According to assistant director (handloom) KP Verma, each handloom would get four kg silk yarn per month under the provision.
Regarding other demands of BVUS, Kediya said due to imposition of anti-dumping duty on raw silk, import of silk fabrics had increased by 400%. Thus, weaving industry was in trouble. The anti-dumping duty was imposed on silk fabrics on April 27, 2006. At present, no anti-dumping duty was applicable on 60-gm of 'crape' silk. China has kept prices of silk fabrics at a level where it is not applicable.
'Opposition by Karnataka sericulturists misleading'
"There is information that the sericulturists and reelers of Karnataka are opposing the reduction in custom duty on raw silk imported from China," KG Kediya said, describing it as misdirected, ill-conceived and unscrupulous.

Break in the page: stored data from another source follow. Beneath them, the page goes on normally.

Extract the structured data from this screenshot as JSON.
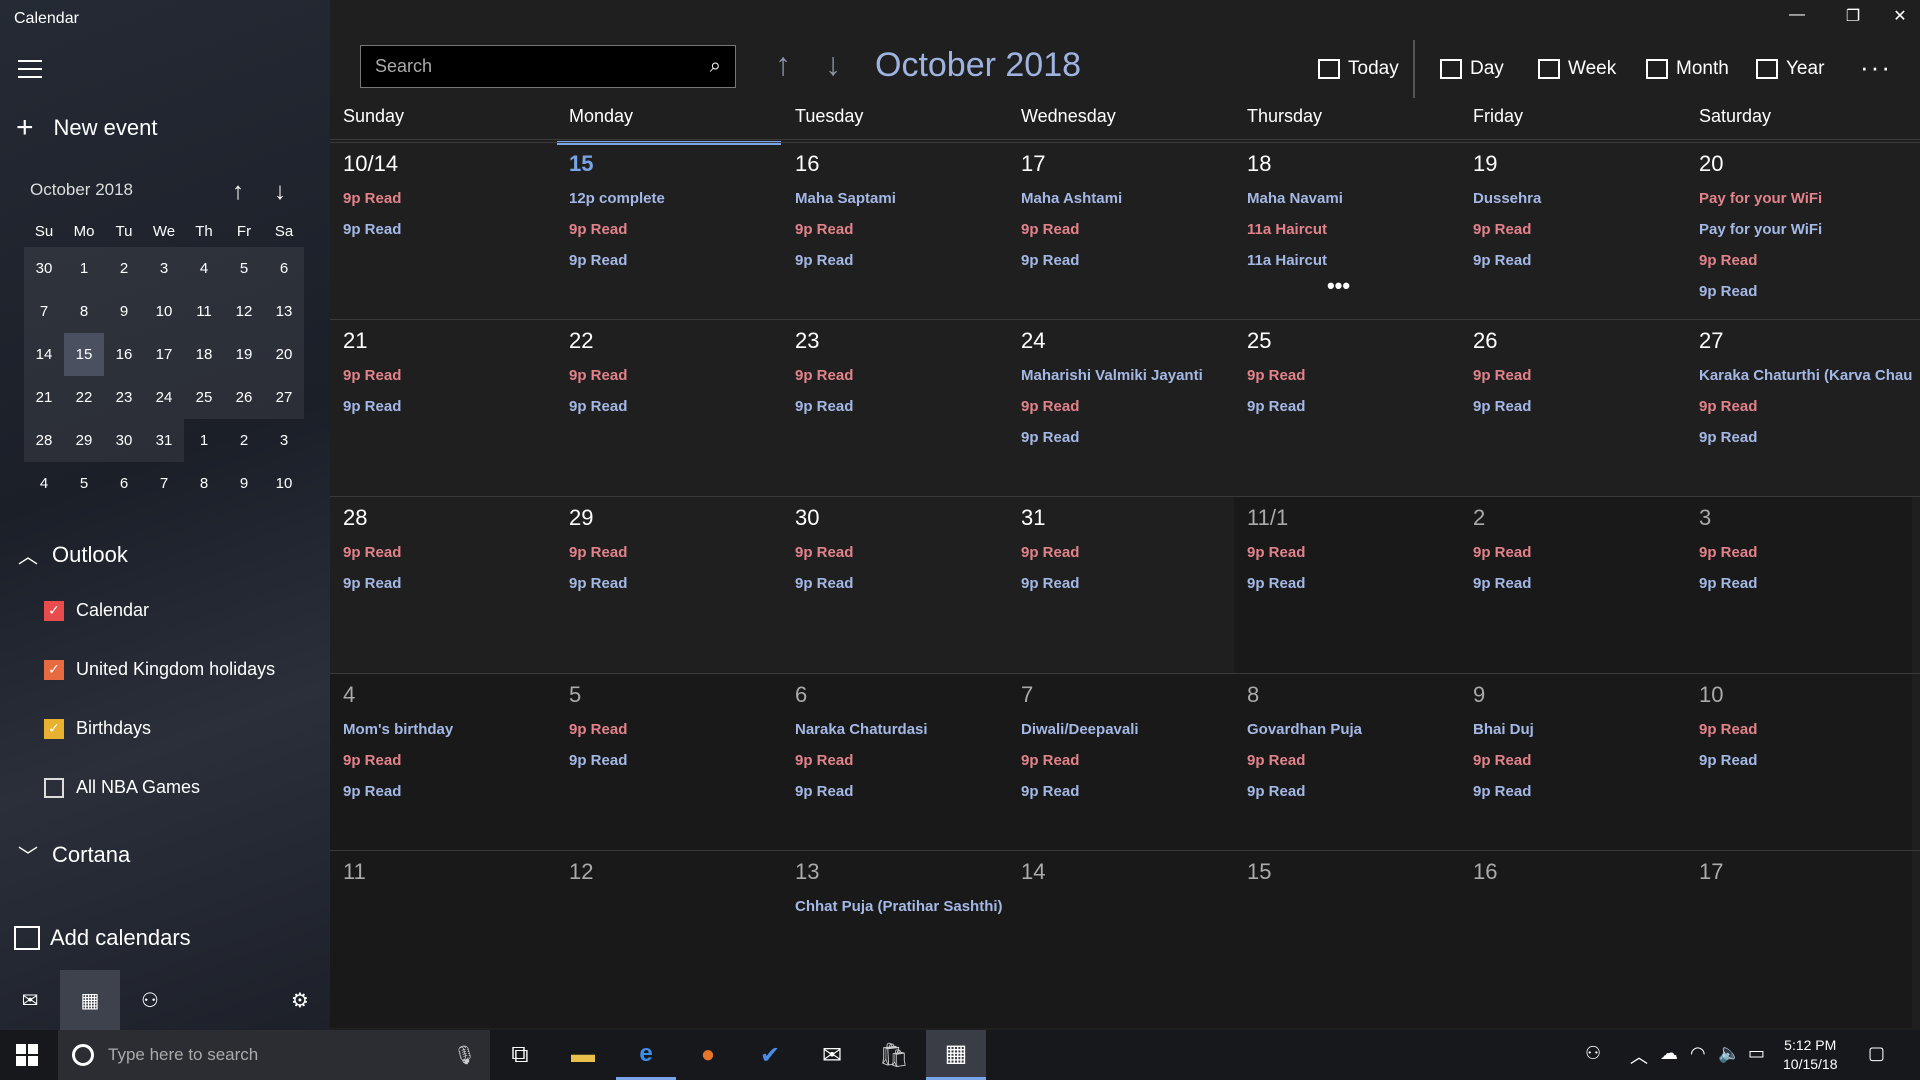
{
  "app": {
    "title": "Calendar"
  },
  "sidebar": {
    "new_event_label": "New event",
    "mini_month_label": "October 2018",
    "weekday_heads": [
      "Su",
      "Mo",
      "Tu",
      "We",
      "Th",
      "Fr",
      "Sa"
    ],
    "mini_weeks": [
      [
        "30",
        "1",
        "2",
        "3",
        "4",
        "5",
        "6"
      ],
      [
        "7",
        "8",
        "9",
        "10",
        "11",
        "12",
        "13"
      ],
      [
        "14",
        "15",
        "16",
        "17",
        "18",
        "19",
        "20"
      ],
      [
        "21",
        "22",
        "23",
        "24",
        "25",
        "26",
        "27"
      ],
      [
        "28",
        "29",
        "30",
        "31",
        "1",
        "2",
        "3"
      ],
      [
        "4",
        "5",
        "6",
        "7",
        "8",
        "9",
        "10"
      ]
    ],
    "outlook_label": "Outlook",
    "calendars": [
      {
        "label": "Calendar",
        "checked": true,
        "color": "#e84c4c"
      },
      {
        "label": "United Kingdom holidays",
        "checked": true,
        "color": "#e86a40"
      },
      {
        "label": "Birthdays",
        "checked": true,
        "color": "#e8b230"
      },
      {
        "label": "All NBA Games",
        "checked": false,
        "color": "#ffffff"
      }
    ],
    "cortana_label": "Cortana",
    "add_calendars_label": "Add calendars"
  },
  "toolbar": {
    "search_placeholder": "Search",
    "month_title": "October 2018",
    "views": [
      "Today",
      "Day",
      "Week",
      "Month",
      "Year"
    ],
    "more": "···"
  },
  "day_headers": [
    "Sunday",
    "Monday",
    "Tuesday",
    "Wednesday",
    "Thursday",
    "Friday",
    "Saturday"
  ],
  "weeks": [
    [
      {
        "d": "10/14",
        "ev": [
          [
            "9p Read",
            "red"
          ],
          [
            "9p Read",
            "blue"
          ]
        ]
      },
      {
        "d": "15",
        "today": true,
        "ev": [
          [
            "12p complete",
            "blue"
          ],
          [
            "9p Read",
            "red"
          ],
          [
            "9p Read",
            "blue"
          ]
        ]
      },
      {
        "d": "16",
        "ev": [
          [
            "Maha Saptami",
            "blue"
          ],
          [
            "9p Read",
            "red"
          ],
          [
            "9p Read",
            "blue"
          ]
        ]
      },
      {
        "d": "17",
        "ev": [
          [
            "Maha Ashtami",
            "blue"
          ],
          [
            "9p Read",
            "red"
          ],
          [
            "9p Read",
            "blue"
          ]
        ]
      },
      {
        "d": "18",
        "ev": [
          [
            "Maha Navami",
            "blue"
          ],
          [
            "11a Haircut",
            "red"
          ],
          [
            "11a Haircut",
            "blue"
          ],
          [
            "•••",
            "more"
          ]
        ]
      },
      {
        "d": "19",
        "ev": [
          [
            "Dussehra",
            "blue"
          ],
          [
            "9p Read",
            "red"
          ],
          [
            "9p Read",
            "blue"
          ]
        ]
      },
      {
        "d": "20",
        "ev": [
          [
            "Pay for your WiFi",
            "red"
          ],
          [
            "Pay for your WiFi",
            "blue"
          ],
          [
            "9p Read",
            "red"
          ],
          [
            "9p Read",
            "blue"
          ]
        ]
      }
    ],
    [
      {
        "d": "21",
        "ev": [
          [
            "9p Read",
            "red"
          ],
          [
            "9p Read",
            "blue"
          ]
        ]
      },
      {
        "d": "22",
        "ev": [
          [
            "9p Read",
            "red"
          ],
          [
            "9p Read",
            "blue"
          ]
        ]
      },
      {
        "d": "23",
        "ev": [
          [
            "9p Read",
            "red"
          ],
          [
            "9p Read",
            "blue"
          ]
        ]
      },
      {
        "d": "24",
        "ev": [
          [
            "Maharishi Valmiki Jayanti",
            "blue"
          ],
          [
            "9p Read",
            "red"
          ],
          [
            "9p Read",
            "blue"
          ]
        ]
      },
      {
        "d": "25",
        "ev": [
          [
            "9p Read",
            "red"
          ],
          [
            "9p Read",
            "blue"
          ]
        ]
      },
      {
        "d": "26",
        "ev": [
          [
            "9p Read",
            "red"
          ],
          [
            "9p Read",
            "blue"
          ]
        ]
      },
      {
        "d": "27",
        "ev": [
          [
            "Karaka Chaturthi (Karva Chauth)",
            "blue"
          ],
          [
            "9p Read",
            "red"
          ],
          [
            "9p Read",
            "blue"
          ]
        ]
      }
    ],
    [
      {
        "d": "28",
        "ev": [
          [
            "9p Read",
            "red"
          ],
          [
            "9p Read",
            "blue"
          ]
        ]
      },
      {
        "d": "29",
        "ev": [
          [
            "9p Read",
            "red"
          ],
          [
            "9p Read",
            "blue"
          ]
        ]
      },
      {
        "d": "30",
        "ev": [
          [
            "9p Read",
            "red"
          ],
          [
            "9p Read",
            "blue"
          ]
        ]
      },
      {
        "d": "31",
        "ev": [
          [
            "9p Read",
            "red"
          ],
          [
            "9p Read",
            "blue"
          ]
        ]
      },
      {
        "d": "11/1",
        "other": true,
        "ev": [
          [
            "9p Read",
            "red"
          ],
          [
            "9p Read",
            "blue"
          ]
        ]
      },
      {
        "d": "2",
        "other": true,
        "ev": [
          [
            "9p Read",
            "red"
          ],
          [
            "9p Read",
            "blue"
          ]
        ]
      },
      {
        "d": "3",
        "other": true,
        "ev": [
          [
            "9p Read",
            "red"
          ],
          [
            "9p Read",
            "blue"
          ]
        ]
      }
    ],
    [
      {
        "d": "4",
        "other": true,
        "ev": [
          [
            "Mom's birthday",
            "blue"
          ],
          [
            "9p Read",
            "red"
          ],
          [
            "9p Read",
            "blue"
          ]
        ]
      },
      {
        "d": "5",
        "other": true,
        "ev": [
          [
            "9p Read",
            "red"
          ],
          [
            "9p Read",
            "blue"
          ]
        ]
      },
      {
        "d": "6",
        "other": true,
        "ev": [
          [
            "Naraka Chaturdasi",
            "blue"
          ],
          [
            "9p Read",
            "red"
          ],
          [
            "9p Read",
            "blue"
          ]
        ]
      },
      {
        "d": "7",
        "other": true,
        "ev": [
          [
            "Diwali/Deepavali",
            "blue"
          ],
          [
            "9p Read",
            "red"
          ],
          [
            "9p Read",
            "blue"
          ]
        ]
      },
      {
        "d": "8",
        "other": true,
        "ev": [
          [
            "Govardhan Puja",
            "blue"
          ],
          [
            "9p Read",
            "red"
          ],
          [
            "9p Read",
            "blue"
          ]
        ]
      },
      {
        "d": "9",
        "other": true,
        "ev": [
          [
            "Bhai Duj",
            "blue"
          ],
          [
            "9p Read",
            "red"
          ],
          [
            "9p Read",
            "blue"
          ]
        ]
      },
      {
        "d": "10",
        "other": true,
        "ev": [
          [
            "9p Read",
            "red"
          ],
          [
            "9p Read",
            "blue"
          ]
        ]
      }
    ],
    [
      {
        "d": "11",
        "other": true,
        "ev": []
      },
      {
        "d": "12",
        "other": true,
        "ev": []
      },
      {
        "d": "13",
        "other": true,
        "ev": [
          [
            "Chhat Puja (Pratihar Sashthi)",
            "blue"
          ]
        ]
      },
      {
        "d": "14",
        "other": true,
        "ev": []
      },
      {
        "d": "15",
        "other": true,
        "ev": []
      },
      {
        "d": "16",
        "other": true,
        "ev": []
      },
      {
        "d": "17",
        "other": true,
        "ev": []
      }
    ]
  ],
  "taskbar": {
    "search_placeholder": "Type here to search",
    "time": "5:12 PM",
    "date": "10/15/18"
  },
  "colors": {
    "accent": "#7aa4e8",
    "event_red": "#e2828a",
    "event_blue": "#a4b8e6"
  }
}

According to him, the domestic raw silk producers are reaping rich harvest. The domestic raw silk producers keep their prices only slightly below the market price of Chinese raw silk. As a result, without any increase in their cost of production, simultaneously with the increase in prices of Chinese raw silk, they also increased their price by almost Rs 1,500 per kg, keeping in pace with increase in price of Chinese raw silk, which was available at Rs 1,750 per kg in August 2010 and reached peak price of Rs 3,300 per kg in December 2010. This is pure profiting and an act of depriving weavers, specially in handloom sector. Domestic raw silk is not used on power loom in Varanasi.
"They have just come out in opposition of abolishing custom duty on imported raw silk as it will bring down its price and they too will have to reduce prices," he said and added they should understand if there was no weaving, where would raw silk be consumed. "In fact, they should increase the production so that gap of 10,000 MT between production and consumption can be bridged," he said. Present consumption is 28,000 MT while production is 18,000 MT. Besides, there is no competition between domestic and imported raw silk. Domestic raw silk cannot be used without twisting, while Chinese raw silk is being used in Varanasi without twisting.